Comment vont s’organiser concrètement leurs missions d’enseignement ? Pour les ENV, les candidats postulent à un profil précis de poste, avec la description du programme et des modalités d’enseignement, sa répartition dans le cursus…

C’est une création de cursus, mais la page n’est pas complètement blanche, nous avons dressé une trame de compétences et d’unités d’enseignement, basée sur les critères de l’A3EV (day one compétences) et le référentiel national de compétences de l’enseignement vétérinaire. À partir de là, nous travaillerons avec les vétérinaires enseignants recrutés sur les modalités d’enseignement et l’interdisciplinarité menant aux compétences. Notre objectif est de créer quelque chose qui nous est propre, avec des innovations pédagogiques et un enseignement « en spirale » qui décloisonne le traditionnel fondamental/clinique.

Tous les enseignants recrutés auront une formation obligatoire aux sciences de l’éducation et de l’enseignement, ainsi qu’une formation de l’enseignement clinique pour les disciplines cliniques. Le temps de formation dépendra du profil de chaque personne puis les enseignants peuvent suivre les ateliers mensuels de la cellule d’appui pédagogique.

Comment vont s’organiser les activités de recherche ? En ENV, l’offre d’emploi est associée à une description générale du poste de recherche, la chaire de recherches, les thématiques…

Les charges d’enseignement pour un enseignant-chercheur sont similaires à celles des ENV. Si les premiers profils qui sont recrutés sont des personnes ayant déjà une grosse activité de recherche, je n’ai pas l’obligation dans mes recrutements d’adosser la mission d’enseignement à une unité de recherche spécifique.

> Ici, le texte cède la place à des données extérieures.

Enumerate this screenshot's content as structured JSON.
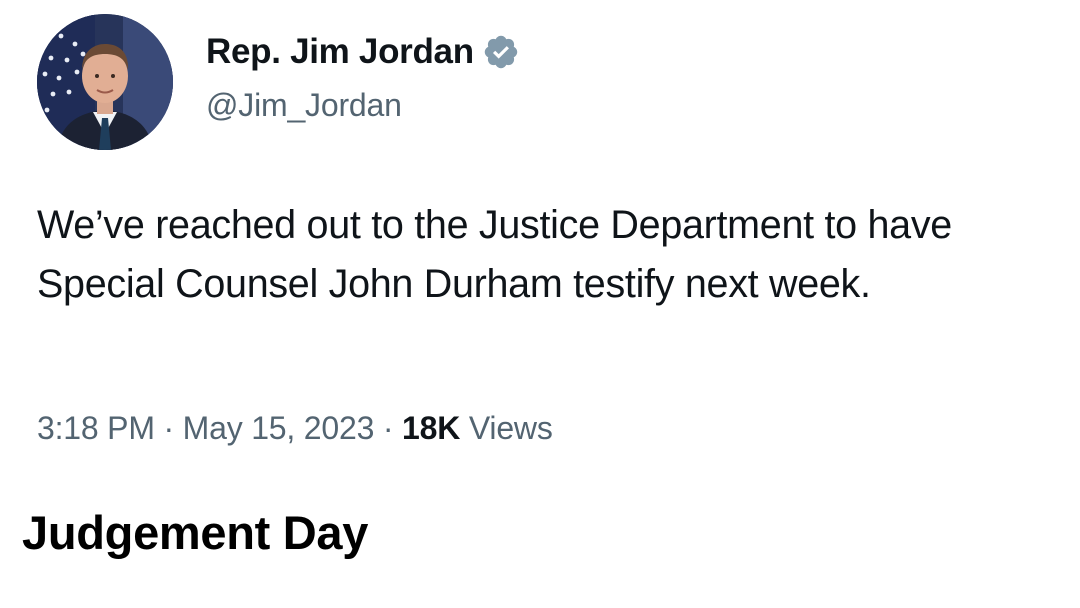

Nous le ferons dans un second temps, quand l’équipe s’étoffera, avec des recrutements stratégiques pour nos activités de recherche. En effet, nous avons pour objectif de créer une unité de recherche spécifiquement dédiée aux sciences vétérinaires, qui s’ajoutera à tout l’écosystème territorial de recherche dans lequel nous sommes déjà bien implantés, et qui devra également s’inscrire dans une complémentarité avec les unités de recherche déjà existantes dans l’Institut dans le champ des sciences vétérinaires.

Dans le public

Le statut et les missions des enseignants-chercheurs (EC) des établissements d’enseignement supérieur agricole public sont encadrés par le décret du 21 février 1992. Leurs missions sont doubles, l’enseignement d’une part et la recherche d’autre part, à parts égales (40/40), auxquelles s’ajoutent d’autres missions d’intérêt général comme la participation à la vie de l’établissement. Deux corps d’EC sont définis : les maîtres de conférences et les professeurs. Les deux doivent être titulaires d’un doctorat universitaire, et pour les professeurs de l’habilitation à diriger des recherches. Des exceptions sont possibles, notamment pour les candidats étrangers. Il y a plusieurs échelons pour chacun des deux corps, qui vont de pair avec une grille indiciaire de salaire.

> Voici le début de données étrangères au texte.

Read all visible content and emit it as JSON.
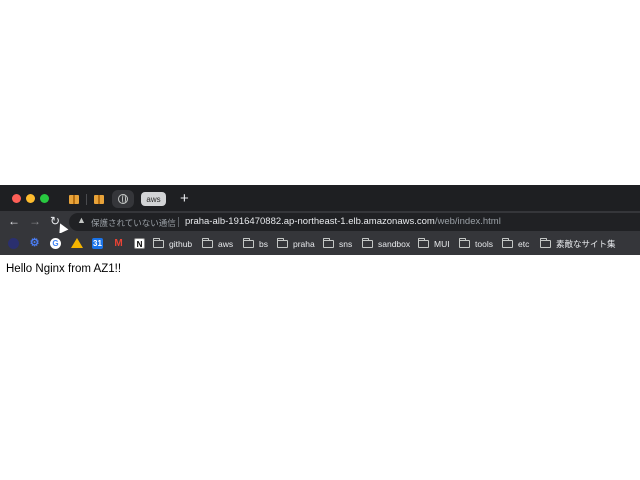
{
  "tabs": {
    "items": [
      {
        "icon": "aws-box-icon"
      },
      {
        "icon": "aws-box-icon"
      },
      {
        "icon": "globe-icon"
      },
      {
        "label": "aws"
      }
    ],
    "new_tab_symbol": "+"
  },
  "toolbar": {
    "back_symbol": "←",
    "forward_symbol": "→",
    "reload_symbol": "↻",
    "security_warning": "保護されていない通信",
    "url_host": "praha-alb-1916470882.ap-northeast-1.elb.amazonaws.com",
    "url_path": "/web/index.html"
  },
  "bookmarks": {
    "icons": [
      "app-icon",
      "gear-icon",
      "google-icon",
      "google-drive-icon",
      "calendar-icon",
      "gmail-icon",
      "notion-icon"
    ],
    "calendar_text": "31",
    "google_text": "G",
    "gmail_text": "M",
    "notion_text": "N",
    "folders": [
      "github",
      "aws",
      "bs",
      "praha",
      "sns",
      "sandbox",
      "MUI",
      "tools",
      "etc",
      "素敵なサイト集"
    ]
  },
  "page": {
    "body_text": "Hello Nginx from AZ1!!"
  },
  "colors": {
    "tab_strip": "#1e1f22",
    "toolbar": "#35363a",
    "omnibox": "#202124",
    "close": "#fe5f57",
    "minimize": "#febc2e",
    "maximize": "#28c840"
  }
}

Un recrutement sur concours

Le recrutement se fait par voie de concours, avec des épreuves codifiées et un jury. Pour les maîtres de conférences, il y a une première étape d’admissibilité avec présentation d’un dossier détaillant les réalisations pédagogiques, activités d’enseignement, travaux scientifiques, activités cliniques, etc., suivi d’une phase d’admission avec une leçon à préparer en 24 heures sur un sujet choisi dans le programme d’enseignement de la discipline concernée, ou le cas échéant, une épreuve pédagogique pratique adaptée à la discipline. Pour le professeur, il y a trois épreuves : la présentation orale du dossier, la présentation de la leçon, et la présentation d’un programme d’enseignement et de recherche. Cette dernière présentation est associée à un mémoire écrit.

Une fois recrutés, les EC sont considérés comme des stagiaires pendant une année, à l’issue de laquelle ils pourront être titularisés, ou prolongés dans leur période de stage pendant un an, voire licenciés ou réintégrés dans leur corps d’origine.

  • 1. Des recrutements supplémentaires d'étudiants déjà en études supérieures sont prévus à partir de la 2e année, pour plus de diversité.